El cabello completamente cubierto de canas, hace un esfuerzo
para levantarse de la cama. Los huesos le duelen horrores por la mañana, por
ello apura las horas en horizontal, salvo cuando se ve urgida a ir al servicio
antes del alba.
Ella solita, pues solita es como quiere vivir a pesar de
tener la posibilidad de una residencia o ser acogida en el hogar de sus hijos,
se prepara el desayuno, siempre con la muleta a mano. Unta las tostadas como
puede, pues el tacto ya no es el mismo y la vista hace tiempo que se convirtió
en un leve discernir. El cacao le ha caído, en parte, fuera de la taza, pero
sabe por el gusto que todavía conserva que ha caído lo suficiente dentro como
para darle sabor. Al acabar el desayuno, se dice “qué asco de vida, esta de la
decrepitud”, y piensa que sería una suerte morirse.
Sin embargo, cuando a media mañana llegue su hijo, no
precisamente lozano, pues se jubiló un par de años atrás, para verla y
prepararle una comida de exquisito paladar, le dibujará una amplia sonrisa.

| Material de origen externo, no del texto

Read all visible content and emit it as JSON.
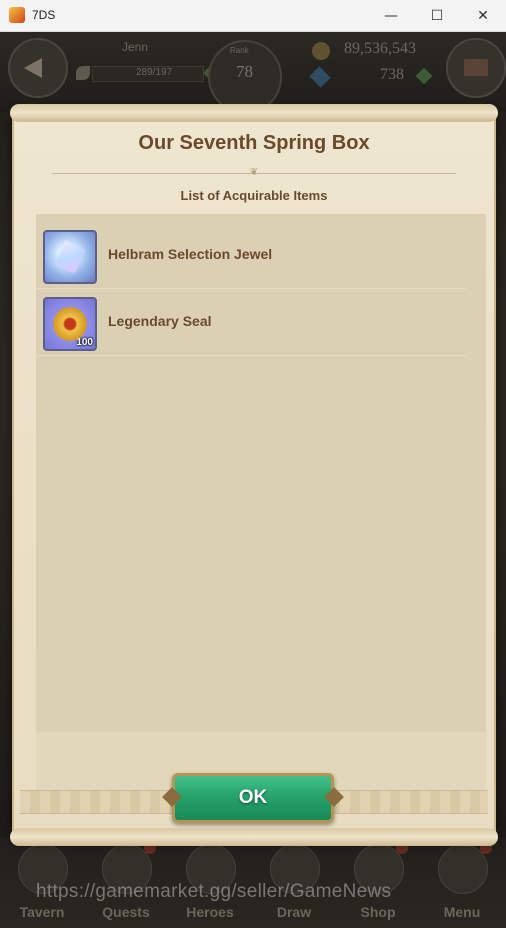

Luego, sí, empezará a despotricar contra el mundo. Pero él la entiende y no se
escandaliza. Atento, le dejará preparado un vaso de leche para media tarde y un
consomé para la noche. Luego, dejándola medicada y acomodada en su amplio
sillón, se despedirá hasta el día siguiente o, si le hace el relevo su hermano,
hasta al cabo de un par de días.
Sola ella ya, se fija en la imagen de su marido sobre el
estante junto a la televisión. Es una foto de los últimos años, pero conservaba
la misma expresión que cuando le conoció. Aquella expresión que tanto amó y
tanto detestó; la expresión, al cabo, que la acompañó en el viaje de su vida. Luego,
deja que la mente vuele entre sonrisas y exabruptos a sentirse partícipe de la
tertulia radiofónica. Se cansa de la radio cuando ya ha anochecido y, dejando
el vaso de leche para el desayuno, se calienta la taza de consomé. Sentada con
asco ante las tonterías de la televisión una vez terminadas las noticias,
escucha un audiolibro en su Tablet y, tanto es su gusto por la lectura, que se
siente, de un lado alegre por poder escuchar cuentos, y de otro nostálgica y
frustrada por no poder leer ya aquellos novelones o sencillas poesías de antaño
por su cuenta.
Finalmente, cansada, se dirige a tientas hacia la cama, se
pone en una postura adecuada para que no le duelan los huesos al dormir y
cierra los ojos con la sensación de que será más que probable que al día
siguiente tenga que seguir dando el callo de la longevidad.